Forgetting where she was, she drafted directly from the yellow glow of the wall. Drafting from yellow luxin had once been pursued as the perfect source of light—at least for yellows—but it had never panned out. Something was always lost, it was always inefficient. But with an entire wall, leagues long, inefficiency didn’t matter. Liv drew a little torch of solid luxin into her hand to better see the wall when illuminated by a second source of light. Sometimes drafters hid things in their construction that—
“Hey! Mistress! What are you doing out here? All drafters are supposed to be inside the walls already.”
Startled, Liv saw a grizzled old soldier coming toward her, wearing the uniform of a Tyrean sergeant, a brace of nice wheellock pistols at his belt and an empty scabbard. His face was smudged with gunpowder or smoke and there were light bandages wrapped around his hands. He glanced at Liv’s forearms as he approached.
“I, uh—” She tried desperately to remember the lie she’d prepared in case someone asked her about her lack of the colored vambraces.
“You’re dazzled by Brightwater Wall. I know, all the drafters is. Where’re your arms?”

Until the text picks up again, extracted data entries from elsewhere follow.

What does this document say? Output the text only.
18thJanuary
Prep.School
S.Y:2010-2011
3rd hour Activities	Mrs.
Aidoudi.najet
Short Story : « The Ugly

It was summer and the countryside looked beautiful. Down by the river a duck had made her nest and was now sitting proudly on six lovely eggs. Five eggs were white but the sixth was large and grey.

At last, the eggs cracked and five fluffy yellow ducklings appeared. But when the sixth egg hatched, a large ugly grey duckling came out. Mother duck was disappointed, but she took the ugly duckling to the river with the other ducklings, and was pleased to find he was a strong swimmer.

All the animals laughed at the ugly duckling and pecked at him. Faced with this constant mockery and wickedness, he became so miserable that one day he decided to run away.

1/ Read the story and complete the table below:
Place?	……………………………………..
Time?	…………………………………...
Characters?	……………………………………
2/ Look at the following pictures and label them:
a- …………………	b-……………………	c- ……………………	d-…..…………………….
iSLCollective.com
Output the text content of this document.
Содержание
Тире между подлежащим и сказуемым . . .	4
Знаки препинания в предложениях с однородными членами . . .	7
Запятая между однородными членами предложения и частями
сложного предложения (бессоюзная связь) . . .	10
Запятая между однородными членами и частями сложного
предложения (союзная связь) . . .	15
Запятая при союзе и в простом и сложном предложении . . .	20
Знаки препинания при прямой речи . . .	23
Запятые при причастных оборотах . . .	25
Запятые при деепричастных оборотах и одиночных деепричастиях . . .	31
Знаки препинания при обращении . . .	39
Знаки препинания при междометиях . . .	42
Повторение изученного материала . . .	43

Arms? Liv guessed he meant the color vambraces all the other drafters wore. “I, ahem, was invited to the color lords’ party last night and I had a bit much to drink, I’m afraid. I fell asleep behind a bush and my unit either didn’t find me or thought it would be funny to leave me there mostly, ahem…”
“Naked?”
Liv blushed as much from the brazenness of her lie as anything. “I’m lucky I still have my specs,” she said, showing him her yellow spectacles tucked in a pocket.
“I’d probably drink a lot if I were asked to that party myself. Put on your specs and go to the gate. They’ll let you through. Then go to Quartermaster Zid. He’s a real bastard and he’ll give you all sorts of trouble, but… Ah, hell. Come with me, I’ll take you. That’s me, Master Sergeant Galan Delelo, sucker for a pouty lip and a clueless gaze.”
“Hey!” Liv said.
“Joking, joking,” Galan said. “You actually remind me of my daughter. And if she’s clueless, she got it all from her father. Come on.” He turned. “And you, all you damned fools, it ain’t real. It’s just a show. Stop piddling yourselves.” He slapped the wall to emphasize his point and half the crowd ducked at the sharp sound.

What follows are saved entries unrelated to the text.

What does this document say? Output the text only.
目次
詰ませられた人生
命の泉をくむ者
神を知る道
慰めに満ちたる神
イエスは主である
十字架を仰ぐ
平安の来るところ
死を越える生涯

Mumbling to himself, he took her to the gate. Even the soldiers continued to march through. They’d left a narrow two lanes on one side for messengers and nobles and drafters to pass, and the guards there knew the master sergeant and let him right through.
Inside the wall, he weaved quickly between tents, walking fast, and cut to the front of a line of lower-ranking soldiers to speak with the quartermaster. “Need yellow rags for this girl here,” Galan announced to the quartermaster’s back as the big, hunchbacked man was collecting half a dozen swords to give to some young soldier.

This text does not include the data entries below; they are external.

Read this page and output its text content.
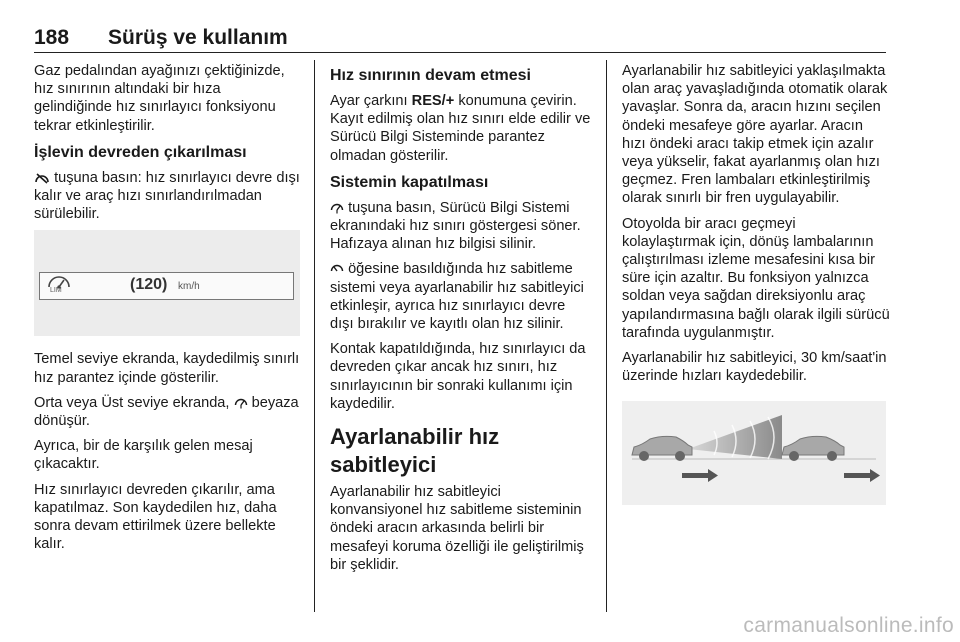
188 Sürüş ve kullanım

Gaz pedalından ayağınızı çektiğinizde, hız sınırının altındaki bir hıza gelindiğinde hız sınırlayıcı fonksiyonu tekrar etkinleştirilir.

İşlevin devreden çıkarılması

tuşuna basın: hız sınırlayıcı devre dışı kalır ve araç hızı sınırlandırılmadan sürülebilir.

LIM	(120) km/h

Temel seviye ekranda, kaydedilmiş sınırlı hız parantez içinde gösterilir.

Orta veya Üst seviye ekranda, beyaza dönüşür.

Ayrıca, bir de karşılık gelen mesaj çıkacaktır.

Hız sınırlayıcı devreden çıkarılır, ama kapatılmaz. Son kaydedilen hız, daha sonra devam ettirilmek üzere bellekte kalır.

Hız sınırının devam etmesi

Ayar çarkını RES/+ konumuna çevirin. Kayıt edilmiş olan hız sınırı elde edilir ve Sürücü Bilgi Sisteminde parantez olmadan gösterilir.

Sistemin kapatılması

tuşuna basın, Sürücü Bilgi Sistemi ekranındaki hız sınırı göstergesi söner. Hafızaya alınan hız bilgisi silinir.

öğesine basıldığında hız sabitleme sistemi veya ayarlanabilir hız sabitleyici etkinleşir, ayrıca hız sınırlayıcı devre dışı bırakılır ve kayıtlı olan hız silinir.

Kontak kapatıldığında, hız sınırlayıcı da devreden çıkar ancak hız sınırı, hız sınırlayıcının bir sonraki kullanımı için kaydedilir.

Ayarlanabilir hız sabitleyici

Ayarlanabilir hız sabitleyici konvansiyonel hız sabitleme sisteminin öndeki aracın arkasında belirli bir mesafeyi koruma özelliği ile geliştirilmiş bir şeklidir.

Ayarlanabilir hız sabitleyici yaklaşılmakta olan araç yavaşladığında otomatik olarak yavaşlar. Sonra da, aracın hızını seçilen öndeki mesafeye göre ayarlar. Aracın hızı öndeki aracı takip etmek için azalır veya yükselir, fakat ayarlanmış olan hızı geçmez. Fren lambaları etkinleştirilmiş olarak sınırlı bir fren uygulayabilir.

Otoyolda bir aracı geçmeyi kolaylaştırmak için, dönüş lambalarının çalıştırılması izleme mesafesini kısa bir süre için azaltır. Bu fonksiyon yalnızca soldan veya sağdan direksiyonlu araç yapılandırmasına bağlı olarak ilgili sürücü tarafında uygulanmıştır.

Ayarlanabilir hız sabitleyici, 30 km/saat'in üzerinde hızları kaydedebilir.

carmanualsonline.info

Quartermaster Zid turned. “I don’t recognize her. She’s not with the units I supply. Forget it.”
“You’re going to give me hell? Tonight? You crazy old ninny, do I need to put my foot up your arse?”
“Ninny? You come harping on me like a harridan and you expect roses and wine? I ought to pound that ugly nose of yours flat,” the hunchbacked man said.
Galan laughed, rubbing a nose that had obviously been broken many times. “I seem to recall you trying that a time or two.”
The quartermaster grinned, and Liv’s terror faded as she realized the two were good friends.
“I know you’re happy to see I’m alive,” Galan said. “So just do me a favor and give the girl the rags.”
“Yellow?” Zid asked. He poured the swords onto the counter, ignoring the young soldier who tried and failed to grab all of them and almost skewered himself trying—unsuccessfully—to keep them on the counter.
“Yes,” Liv said.
He grabbed a list. “Name?”
“Liv.”
He scanned quickly. “No Livs, sorry. There’s not a yellow drafter named Liv in the entire army.”
Liv’s mouth went dry.
“You and you,” Zid said, pointing to some soldiers waiting, irritated, in line. “Arrest this woman. We’ll need to report an impostor—”
“Oh for Orholam’s sake, Zid, whaddaya think she is, a spy? She’s probably barely sixteen! What kind of a swiving fool would send a baby to spy on us?”
At the word “spy” Liv’s knees turned to water.
“Maybe a very cunning fool, who thought we would discount her for that very reason,” Zid said, suspicion leaking out of his very pores. “They say Gavin Guile did. They say some boy over in the chirurgeons’ tents is his own bastard. Who’d send a child? Those wily bastards, that’s who.” He nodded vaguely toward Garriston.